Вскоре девушка заснула. И сон ее был так глубок, что она проспала до утра в одной позе, даже ни разу не повернувшись.

* * *

Встреча с Анией произошла как раз в то время, когда Нага считал, что пора подумать об уходе от Жаклин. Он быстро оценил девушку: она была очень красивой, веселой, деловитой, разумной. Но он влюбился в нее сильнее, чем хотел. Ания, не подозревая сама, выбила его из колеи спокойно–размеренной жизни.

Нага стал раздражителен, разочарован и обижен. Он знал, что ханская дочь никогда не будет его. Нагу пугали бесчисленные поклонники, которыми окружила девушку Жаклин. Пока еще Ания

отвергала одного за другим. А вдруг все же найдется мерзавец, который сумеет заинтересовать восточную принцессу? Будет ли она по–прежнему непреклонна? Строгое воспитание, конечно, могло сыграть свою роль, но…

Hare нездоровилось. Он заболел от безответной любви к Ание.
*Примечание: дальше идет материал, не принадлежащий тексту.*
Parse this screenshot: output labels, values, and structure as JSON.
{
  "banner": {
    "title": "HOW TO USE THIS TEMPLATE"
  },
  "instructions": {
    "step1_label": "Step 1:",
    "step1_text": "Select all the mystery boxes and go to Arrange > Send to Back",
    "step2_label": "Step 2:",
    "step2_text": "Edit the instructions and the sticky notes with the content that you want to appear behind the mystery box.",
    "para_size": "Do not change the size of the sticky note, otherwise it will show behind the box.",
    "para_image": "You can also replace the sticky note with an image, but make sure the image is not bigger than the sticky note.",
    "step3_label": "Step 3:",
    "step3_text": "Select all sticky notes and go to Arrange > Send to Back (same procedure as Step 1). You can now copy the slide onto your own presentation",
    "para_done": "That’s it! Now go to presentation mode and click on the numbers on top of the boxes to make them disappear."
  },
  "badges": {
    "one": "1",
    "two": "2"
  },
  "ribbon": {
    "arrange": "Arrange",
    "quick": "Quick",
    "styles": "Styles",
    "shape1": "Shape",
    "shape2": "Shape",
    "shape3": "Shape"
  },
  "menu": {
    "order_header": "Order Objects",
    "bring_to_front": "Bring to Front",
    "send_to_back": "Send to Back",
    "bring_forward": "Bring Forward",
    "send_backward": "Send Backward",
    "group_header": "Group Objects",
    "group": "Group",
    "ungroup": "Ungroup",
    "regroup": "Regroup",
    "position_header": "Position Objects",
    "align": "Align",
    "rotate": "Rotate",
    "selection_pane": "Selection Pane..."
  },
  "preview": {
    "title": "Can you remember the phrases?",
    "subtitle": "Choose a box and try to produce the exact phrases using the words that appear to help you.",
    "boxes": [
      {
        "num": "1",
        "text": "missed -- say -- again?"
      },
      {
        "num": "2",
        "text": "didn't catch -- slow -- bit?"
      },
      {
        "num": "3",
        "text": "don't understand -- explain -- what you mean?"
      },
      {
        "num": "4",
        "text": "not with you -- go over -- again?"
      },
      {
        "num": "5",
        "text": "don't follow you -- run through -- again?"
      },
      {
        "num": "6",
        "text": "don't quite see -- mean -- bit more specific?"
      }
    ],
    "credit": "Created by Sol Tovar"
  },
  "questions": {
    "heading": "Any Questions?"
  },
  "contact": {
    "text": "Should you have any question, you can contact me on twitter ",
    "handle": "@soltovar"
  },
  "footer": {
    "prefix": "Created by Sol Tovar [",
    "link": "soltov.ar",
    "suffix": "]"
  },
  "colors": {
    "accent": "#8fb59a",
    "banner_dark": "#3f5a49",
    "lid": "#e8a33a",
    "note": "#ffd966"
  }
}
Его не заботили исчезновение Калыка и бегство разбойников. Нагу разбирало раздражение на самого себя — жалкого слуги женщины- негодяйки, раздражение на покойного отца, оставившего его без средств к существованию и без положения в обществе, которое он должен был занимать по праву рождения. Обладай он сейчас всем тем, Ания принадлежала бы ему.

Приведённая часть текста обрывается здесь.